Galanthus (2016-02-22) by Howard Rice Cambridge University Botanic Garden

Flowering earlier every year

Studying the timing of life events of plants helps us understand their response to climate change. The average flowering date of the common snowdrop has moved from around the end of February in the 1950s to early January in the 1990s.

If you've been inspired to grow some snowdrops in your own garden, its pretty easy to do. Come and visit us in the spring to fully appreciate the impact large scale plantings can have at this otherwise rather grey and cold time of year in Cambridge.
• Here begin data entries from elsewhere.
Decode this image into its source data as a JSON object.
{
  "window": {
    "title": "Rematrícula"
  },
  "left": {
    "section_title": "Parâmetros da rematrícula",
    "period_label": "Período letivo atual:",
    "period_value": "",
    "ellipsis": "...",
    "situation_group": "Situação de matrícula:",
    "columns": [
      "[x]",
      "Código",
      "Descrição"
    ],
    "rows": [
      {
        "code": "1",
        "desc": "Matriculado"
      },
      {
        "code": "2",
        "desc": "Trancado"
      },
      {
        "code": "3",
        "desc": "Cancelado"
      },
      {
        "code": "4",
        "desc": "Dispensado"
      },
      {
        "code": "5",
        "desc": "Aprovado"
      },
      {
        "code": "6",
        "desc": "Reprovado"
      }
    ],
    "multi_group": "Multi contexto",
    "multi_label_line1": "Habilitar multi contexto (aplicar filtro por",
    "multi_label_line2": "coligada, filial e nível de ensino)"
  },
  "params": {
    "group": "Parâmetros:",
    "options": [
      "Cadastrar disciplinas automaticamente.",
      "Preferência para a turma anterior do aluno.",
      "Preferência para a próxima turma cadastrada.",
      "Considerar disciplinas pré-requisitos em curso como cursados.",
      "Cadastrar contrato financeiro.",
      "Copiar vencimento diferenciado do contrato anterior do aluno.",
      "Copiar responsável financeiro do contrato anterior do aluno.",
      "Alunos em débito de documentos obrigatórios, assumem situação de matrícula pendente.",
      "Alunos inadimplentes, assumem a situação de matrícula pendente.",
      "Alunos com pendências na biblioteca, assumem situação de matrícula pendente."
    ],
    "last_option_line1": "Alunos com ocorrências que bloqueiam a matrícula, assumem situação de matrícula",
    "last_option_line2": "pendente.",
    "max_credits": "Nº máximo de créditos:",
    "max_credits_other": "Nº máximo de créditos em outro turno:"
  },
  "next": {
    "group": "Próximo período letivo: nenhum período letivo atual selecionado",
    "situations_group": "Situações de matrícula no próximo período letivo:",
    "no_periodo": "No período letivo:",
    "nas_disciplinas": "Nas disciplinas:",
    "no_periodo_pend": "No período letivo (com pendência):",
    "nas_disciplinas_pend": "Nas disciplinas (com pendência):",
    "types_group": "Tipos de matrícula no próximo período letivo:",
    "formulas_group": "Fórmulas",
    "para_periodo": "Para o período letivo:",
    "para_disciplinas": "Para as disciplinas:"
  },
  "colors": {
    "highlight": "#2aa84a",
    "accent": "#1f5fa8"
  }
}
Galanthus nivalis ‘Scharlockii’ (2019-01-07) by Howard Rice Cambridge University Botanic Garden

Growing Snowdrops

Tough little plants which are relatively easy to grow. As woodland plants, they should be planted where they will get good light early in the year in well drained rich soil. Regular lifting and dividing once they have finished flowering is the easiest way to propagate them.

Snowdrops have inspired many artists and poets. After a quick foray into snowdrops in religion and culture, finally, indulge yourself in a cup of tea, while you listen to us read you a particularly lovely snowdrop poem by Alice Oswald.

Snowdrop poetry

Snowdrops have long inspired poets – from William Wordsworth to Ted Hughes. This beautiful poem by Alice Oswald is a fine example. 

Galanthus (2010-02-24) by Howard Rice Cambridge University Botanic Garden

Snowdrops in religion and culture

Snowdrops can symbolise chastity, consolation, death, friendship in adversity, hope and purity. Christians dedicated them to the Virgin Mary, scattering the flowers on altars on Candlemas Day (2 February) and bringing bunches into churches as symbols of purity.